BAKHCHISARAY, Crimea (Reuters) - The leader of Crimean Tatars proposed on Saturday that the 300,000-strong indigenous Muslim minority seek autonomy on the Black Sea peninsula annexed from Ukraine by Russia.
Speaking to more than 200 delegates gathered for the top Crimean Tatars' assembly, Refat Chubarov said: "In the life of every nation there comes a time when it must make decisions that will determine its future."
"I ask you to approve ... the start of political and legal procedures aimed at creating ethnic and territorial autonomy of the Crimean Tatars of their historic territory of Crimea."
He did not specify whether he wanted the region, if it obtains autonomy, to be part of Russia or Ukraine.
Crimea's Tatars met in their historic capital Bakhchisaray to decide whether to hold a referendum among their people to determine their future.

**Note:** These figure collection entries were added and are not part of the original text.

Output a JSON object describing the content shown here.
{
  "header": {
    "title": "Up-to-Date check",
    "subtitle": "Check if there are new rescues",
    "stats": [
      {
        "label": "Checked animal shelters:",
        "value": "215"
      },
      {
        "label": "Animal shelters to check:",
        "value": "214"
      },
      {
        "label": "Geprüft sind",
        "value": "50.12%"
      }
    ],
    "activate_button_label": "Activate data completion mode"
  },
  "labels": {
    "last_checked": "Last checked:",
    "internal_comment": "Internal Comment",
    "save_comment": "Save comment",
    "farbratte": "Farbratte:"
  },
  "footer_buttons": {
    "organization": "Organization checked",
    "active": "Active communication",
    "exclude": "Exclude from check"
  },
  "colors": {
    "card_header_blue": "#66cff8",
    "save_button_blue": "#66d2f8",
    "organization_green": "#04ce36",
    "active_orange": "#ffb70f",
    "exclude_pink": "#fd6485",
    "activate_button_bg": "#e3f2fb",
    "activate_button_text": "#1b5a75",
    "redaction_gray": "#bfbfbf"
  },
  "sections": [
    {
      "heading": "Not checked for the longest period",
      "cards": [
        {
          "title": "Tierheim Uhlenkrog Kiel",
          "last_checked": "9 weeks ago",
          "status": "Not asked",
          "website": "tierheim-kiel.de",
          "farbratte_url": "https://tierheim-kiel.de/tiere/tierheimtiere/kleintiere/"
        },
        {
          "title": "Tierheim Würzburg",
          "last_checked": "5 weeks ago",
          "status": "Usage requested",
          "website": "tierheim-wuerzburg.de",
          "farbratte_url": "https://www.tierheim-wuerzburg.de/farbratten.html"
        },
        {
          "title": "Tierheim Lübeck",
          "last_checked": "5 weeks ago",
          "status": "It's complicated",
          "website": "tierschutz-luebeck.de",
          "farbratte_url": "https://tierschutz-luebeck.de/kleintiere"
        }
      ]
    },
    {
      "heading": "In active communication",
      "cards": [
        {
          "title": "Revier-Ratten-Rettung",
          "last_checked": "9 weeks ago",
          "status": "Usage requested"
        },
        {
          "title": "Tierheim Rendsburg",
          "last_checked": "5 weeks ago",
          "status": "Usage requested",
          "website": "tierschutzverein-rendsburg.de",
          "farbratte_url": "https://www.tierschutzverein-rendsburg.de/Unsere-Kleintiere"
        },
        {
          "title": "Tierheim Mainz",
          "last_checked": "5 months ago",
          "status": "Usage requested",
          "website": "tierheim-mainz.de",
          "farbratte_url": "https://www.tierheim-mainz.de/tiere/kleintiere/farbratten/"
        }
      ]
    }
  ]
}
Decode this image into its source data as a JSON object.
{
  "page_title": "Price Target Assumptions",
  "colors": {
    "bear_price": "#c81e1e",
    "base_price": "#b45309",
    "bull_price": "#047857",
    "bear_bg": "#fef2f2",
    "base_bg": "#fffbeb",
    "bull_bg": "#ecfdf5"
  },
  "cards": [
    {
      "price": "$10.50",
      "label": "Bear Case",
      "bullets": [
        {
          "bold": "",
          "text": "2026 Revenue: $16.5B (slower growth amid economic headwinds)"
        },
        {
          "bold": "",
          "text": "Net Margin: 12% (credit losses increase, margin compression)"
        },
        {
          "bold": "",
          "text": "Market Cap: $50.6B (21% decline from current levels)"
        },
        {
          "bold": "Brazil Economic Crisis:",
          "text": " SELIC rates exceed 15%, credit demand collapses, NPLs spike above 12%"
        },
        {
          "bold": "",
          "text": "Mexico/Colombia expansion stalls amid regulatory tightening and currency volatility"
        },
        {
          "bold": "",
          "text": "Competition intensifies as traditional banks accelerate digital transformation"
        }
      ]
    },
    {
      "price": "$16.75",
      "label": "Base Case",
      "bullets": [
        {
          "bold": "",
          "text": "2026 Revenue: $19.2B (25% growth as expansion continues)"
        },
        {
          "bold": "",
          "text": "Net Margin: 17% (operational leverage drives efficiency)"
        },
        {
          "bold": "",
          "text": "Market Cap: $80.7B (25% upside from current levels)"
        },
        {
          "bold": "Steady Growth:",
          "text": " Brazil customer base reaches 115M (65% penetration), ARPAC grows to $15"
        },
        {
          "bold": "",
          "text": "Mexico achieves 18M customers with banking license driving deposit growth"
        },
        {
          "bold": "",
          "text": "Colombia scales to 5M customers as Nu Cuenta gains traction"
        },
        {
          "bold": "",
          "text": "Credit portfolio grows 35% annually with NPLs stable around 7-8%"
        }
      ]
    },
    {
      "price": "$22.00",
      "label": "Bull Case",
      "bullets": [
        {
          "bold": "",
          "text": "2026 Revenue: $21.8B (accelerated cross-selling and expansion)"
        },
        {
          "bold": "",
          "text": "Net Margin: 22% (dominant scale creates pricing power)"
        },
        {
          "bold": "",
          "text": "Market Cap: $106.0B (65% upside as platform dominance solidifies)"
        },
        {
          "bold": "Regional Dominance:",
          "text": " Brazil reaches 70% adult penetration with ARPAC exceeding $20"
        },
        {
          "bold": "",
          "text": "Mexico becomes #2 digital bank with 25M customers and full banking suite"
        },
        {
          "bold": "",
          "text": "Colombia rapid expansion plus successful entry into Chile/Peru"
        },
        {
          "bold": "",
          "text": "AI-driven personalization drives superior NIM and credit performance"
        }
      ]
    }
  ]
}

Such a vote would be a challenge to Russian President Vladimir Putin who incorporated the region into Russia after Crimeans voted overwhelmingly to split from Ukraine following the overthrow in February of Ukraine's pro-Russian president.
Crimean Tatars largely boycotted that referendum, which the West said was illegitimate.
"Nobody asked us, the Crimean Tatars ... in what conditions we want to live," Chubarov told Reuters this week.
Tatars, an indigenous population of Turkic origin, were deported from Crimea to Central Asia in 1944 under Soviet leader Josef Stalin who wanted to punish the community for cases of collaboration with the Nazi Germany.
They started returning from exile some two decades ago.
Due to the hardships suffered under the Soviet Union, many are now strongly opposed to falling once again under the control of Moscow.
Some deputies, however, said on Saturday that the case was lost and that Crimean Tatars should concede the land they consider their home was now Russian.
"Had we been the majority here, we could think of doing something, but we are not and we just have to formally acknowledge the reality as it is," said Aleksander Aliyev, who uses a Russian name and does not speak Tatar following his deportation at the age of five and education in Russian.
Tatars pledged their loyalty to Ukraine, which gained independence after the 1991 collapse of the Soviet Union, and have since seen some cultural revival in Crimea.